According to Israeli intelligence at the time, the reactor was constructed in Syria with the help of North Korea and was mere months away from activation. The intelligence predicted that the reactor would be operational by the end of 2007.
Although it was well-known that the strike occurred, it was kept under a gag order by the Israeli government for 11 years that forbade Israeli media from publishing any details about the operation. Israel did not acknowledge the attack at the time so as not to provoke Syrian President Bashar Al-Assad into seeking retaliation.
Since being declassified, the report has made cockpit footage, photographs, and intelligence documents about the airstrike available to the public. This has prompted speculation about the timing of the declassification.

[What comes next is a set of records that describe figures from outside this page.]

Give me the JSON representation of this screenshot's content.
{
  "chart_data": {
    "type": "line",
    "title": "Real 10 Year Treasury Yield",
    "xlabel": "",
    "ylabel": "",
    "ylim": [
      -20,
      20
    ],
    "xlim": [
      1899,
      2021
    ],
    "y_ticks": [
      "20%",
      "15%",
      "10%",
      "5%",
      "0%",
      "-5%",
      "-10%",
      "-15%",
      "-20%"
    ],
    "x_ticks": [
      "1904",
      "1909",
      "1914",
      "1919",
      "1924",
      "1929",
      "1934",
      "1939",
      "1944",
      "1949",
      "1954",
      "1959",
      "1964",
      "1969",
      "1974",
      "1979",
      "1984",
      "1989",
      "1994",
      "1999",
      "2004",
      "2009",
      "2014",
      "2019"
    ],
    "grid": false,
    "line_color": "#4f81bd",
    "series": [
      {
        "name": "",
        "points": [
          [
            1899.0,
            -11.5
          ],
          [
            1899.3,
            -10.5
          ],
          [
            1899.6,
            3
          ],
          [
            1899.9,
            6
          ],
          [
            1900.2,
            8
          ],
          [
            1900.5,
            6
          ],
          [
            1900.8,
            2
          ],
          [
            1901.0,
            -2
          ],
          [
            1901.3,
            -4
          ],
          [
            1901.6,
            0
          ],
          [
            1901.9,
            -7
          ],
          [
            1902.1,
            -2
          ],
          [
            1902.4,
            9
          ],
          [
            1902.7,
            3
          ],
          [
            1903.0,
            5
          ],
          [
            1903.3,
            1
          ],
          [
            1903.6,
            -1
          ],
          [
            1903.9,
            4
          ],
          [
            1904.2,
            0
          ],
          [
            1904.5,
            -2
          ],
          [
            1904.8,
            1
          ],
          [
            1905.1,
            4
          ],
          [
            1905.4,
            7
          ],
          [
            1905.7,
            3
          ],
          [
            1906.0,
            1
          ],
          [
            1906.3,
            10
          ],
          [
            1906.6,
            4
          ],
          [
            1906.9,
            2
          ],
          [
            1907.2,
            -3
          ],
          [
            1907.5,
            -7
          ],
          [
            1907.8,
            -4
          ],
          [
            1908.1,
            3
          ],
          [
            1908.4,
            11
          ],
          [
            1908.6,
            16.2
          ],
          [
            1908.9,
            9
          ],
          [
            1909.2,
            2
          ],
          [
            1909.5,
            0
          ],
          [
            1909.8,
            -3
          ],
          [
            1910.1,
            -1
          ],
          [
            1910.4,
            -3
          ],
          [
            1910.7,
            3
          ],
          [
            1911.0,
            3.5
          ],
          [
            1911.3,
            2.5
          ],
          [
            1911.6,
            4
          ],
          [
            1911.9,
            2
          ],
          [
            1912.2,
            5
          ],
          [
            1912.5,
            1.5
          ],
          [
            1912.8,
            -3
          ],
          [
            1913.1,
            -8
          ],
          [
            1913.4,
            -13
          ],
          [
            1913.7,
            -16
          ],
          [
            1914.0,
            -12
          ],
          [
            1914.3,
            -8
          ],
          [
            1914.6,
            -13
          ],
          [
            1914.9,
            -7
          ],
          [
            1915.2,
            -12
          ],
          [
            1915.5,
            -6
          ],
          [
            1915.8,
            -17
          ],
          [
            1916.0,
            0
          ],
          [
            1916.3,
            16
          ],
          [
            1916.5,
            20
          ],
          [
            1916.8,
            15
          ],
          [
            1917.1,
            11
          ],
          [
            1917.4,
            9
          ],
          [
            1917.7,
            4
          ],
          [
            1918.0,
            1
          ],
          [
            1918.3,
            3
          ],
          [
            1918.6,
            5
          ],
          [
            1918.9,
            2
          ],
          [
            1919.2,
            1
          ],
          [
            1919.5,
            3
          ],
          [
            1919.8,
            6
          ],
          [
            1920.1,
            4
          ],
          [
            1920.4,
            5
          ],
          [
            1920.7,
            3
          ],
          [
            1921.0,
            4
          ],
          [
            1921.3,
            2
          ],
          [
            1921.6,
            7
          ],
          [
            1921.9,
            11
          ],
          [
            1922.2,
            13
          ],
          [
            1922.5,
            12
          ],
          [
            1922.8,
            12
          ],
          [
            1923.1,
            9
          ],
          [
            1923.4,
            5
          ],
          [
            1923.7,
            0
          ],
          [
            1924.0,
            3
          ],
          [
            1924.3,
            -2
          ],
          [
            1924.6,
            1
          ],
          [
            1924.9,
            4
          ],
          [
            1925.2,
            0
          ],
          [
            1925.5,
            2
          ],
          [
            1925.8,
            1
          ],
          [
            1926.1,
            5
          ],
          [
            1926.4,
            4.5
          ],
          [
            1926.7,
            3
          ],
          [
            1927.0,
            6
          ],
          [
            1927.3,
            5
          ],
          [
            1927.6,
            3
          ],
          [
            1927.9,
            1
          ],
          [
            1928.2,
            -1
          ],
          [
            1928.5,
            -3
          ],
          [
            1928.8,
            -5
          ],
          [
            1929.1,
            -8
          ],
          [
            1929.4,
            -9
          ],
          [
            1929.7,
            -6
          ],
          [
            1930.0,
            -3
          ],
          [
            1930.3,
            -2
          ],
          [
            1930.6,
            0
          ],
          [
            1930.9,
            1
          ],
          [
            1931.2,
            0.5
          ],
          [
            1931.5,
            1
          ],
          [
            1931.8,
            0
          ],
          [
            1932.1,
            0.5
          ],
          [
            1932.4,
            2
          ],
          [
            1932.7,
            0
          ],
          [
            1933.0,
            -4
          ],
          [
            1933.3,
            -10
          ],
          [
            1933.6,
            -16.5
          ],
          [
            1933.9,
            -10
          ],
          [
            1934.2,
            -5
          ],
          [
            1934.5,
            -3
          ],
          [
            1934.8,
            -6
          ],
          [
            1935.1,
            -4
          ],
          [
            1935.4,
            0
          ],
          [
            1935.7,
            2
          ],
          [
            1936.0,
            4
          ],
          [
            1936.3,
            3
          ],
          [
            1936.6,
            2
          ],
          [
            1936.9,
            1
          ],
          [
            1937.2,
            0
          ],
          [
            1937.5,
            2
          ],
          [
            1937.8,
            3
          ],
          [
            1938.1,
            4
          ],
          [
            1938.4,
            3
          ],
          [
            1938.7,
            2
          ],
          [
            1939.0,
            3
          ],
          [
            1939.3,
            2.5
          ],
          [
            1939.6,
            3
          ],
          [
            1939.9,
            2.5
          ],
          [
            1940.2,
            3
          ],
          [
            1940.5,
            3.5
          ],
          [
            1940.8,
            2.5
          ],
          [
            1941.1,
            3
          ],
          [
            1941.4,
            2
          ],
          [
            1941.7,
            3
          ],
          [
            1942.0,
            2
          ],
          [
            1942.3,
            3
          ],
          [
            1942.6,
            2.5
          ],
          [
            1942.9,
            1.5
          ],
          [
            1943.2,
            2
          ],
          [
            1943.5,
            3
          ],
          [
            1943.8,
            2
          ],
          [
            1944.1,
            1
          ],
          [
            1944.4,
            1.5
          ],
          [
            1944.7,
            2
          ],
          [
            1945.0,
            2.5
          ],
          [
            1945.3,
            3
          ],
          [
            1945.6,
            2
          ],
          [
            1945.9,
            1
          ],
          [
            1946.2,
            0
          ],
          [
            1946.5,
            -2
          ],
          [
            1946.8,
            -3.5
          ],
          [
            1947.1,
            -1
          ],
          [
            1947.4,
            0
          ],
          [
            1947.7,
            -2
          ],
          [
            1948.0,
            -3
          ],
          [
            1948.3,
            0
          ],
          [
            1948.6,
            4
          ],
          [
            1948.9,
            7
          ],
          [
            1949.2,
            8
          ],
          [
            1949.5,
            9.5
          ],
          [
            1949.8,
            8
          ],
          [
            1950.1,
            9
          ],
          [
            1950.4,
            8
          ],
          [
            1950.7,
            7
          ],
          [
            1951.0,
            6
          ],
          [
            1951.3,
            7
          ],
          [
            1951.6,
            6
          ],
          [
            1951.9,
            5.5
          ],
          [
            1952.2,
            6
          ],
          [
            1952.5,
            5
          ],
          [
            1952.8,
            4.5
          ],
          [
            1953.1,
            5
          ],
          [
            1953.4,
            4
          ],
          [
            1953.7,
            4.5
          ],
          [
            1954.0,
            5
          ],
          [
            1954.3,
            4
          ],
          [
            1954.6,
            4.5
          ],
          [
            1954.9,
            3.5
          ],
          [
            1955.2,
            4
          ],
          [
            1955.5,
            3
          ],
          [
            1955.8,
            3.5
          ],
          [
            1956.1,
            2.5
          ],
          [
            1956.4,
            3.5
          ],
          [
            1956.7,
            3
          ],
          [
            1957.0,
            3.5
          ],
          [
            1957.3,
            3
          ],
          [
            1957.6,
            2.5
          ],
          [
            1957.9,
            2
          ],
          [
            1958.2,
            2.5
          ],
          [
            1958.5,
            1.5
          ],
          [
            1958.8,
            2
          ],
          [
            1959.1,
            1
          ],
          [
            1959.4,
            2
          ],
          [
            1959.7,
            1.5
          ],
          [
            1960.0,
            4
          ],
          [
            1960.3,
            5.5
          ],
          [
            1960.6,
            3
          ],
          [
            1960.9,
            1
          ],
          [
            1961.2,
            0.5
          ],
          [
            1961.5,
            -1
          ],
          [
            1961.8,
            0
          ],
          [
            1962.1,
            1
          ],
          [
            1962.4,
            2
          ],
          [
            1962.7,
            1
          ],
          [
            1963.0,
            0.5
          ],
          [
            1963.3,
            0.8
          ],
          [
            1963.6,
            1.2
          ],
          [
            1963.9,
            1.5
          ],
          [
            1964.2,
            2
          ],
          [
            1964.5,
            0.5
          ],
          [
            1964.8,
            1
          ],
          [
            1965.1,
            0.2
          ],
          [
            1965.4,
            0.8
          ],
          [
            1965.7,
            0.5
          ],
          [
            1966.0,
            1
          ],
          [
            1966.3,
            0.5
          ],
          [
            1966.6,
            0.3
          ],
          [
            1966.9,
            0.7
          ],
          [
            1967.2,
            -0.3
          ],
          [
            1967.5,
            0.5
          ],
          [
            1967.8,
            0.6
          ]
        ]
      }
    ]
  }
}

Some analysts consider the declassification to be a warning to Iran that Israel will not allow it to continue developing its nuclear capabilities and a hint that Israel is prepared to strike like this again. Others have pointed out that the action coincides with the release of the memoir of Ehud Olmert, who was Israel’s prime minister at the time of the air strike.
“The message from the attack on the nuclear reactor in 2007 is that the State of Israel will not allow the establishment of capabilities that threaten Israel’s existence. This was our message in 2007, this remains our message today and will continue to be our message in the near and distant future,” said Gadi Eizenkot, the Israeli army’s chief of staff.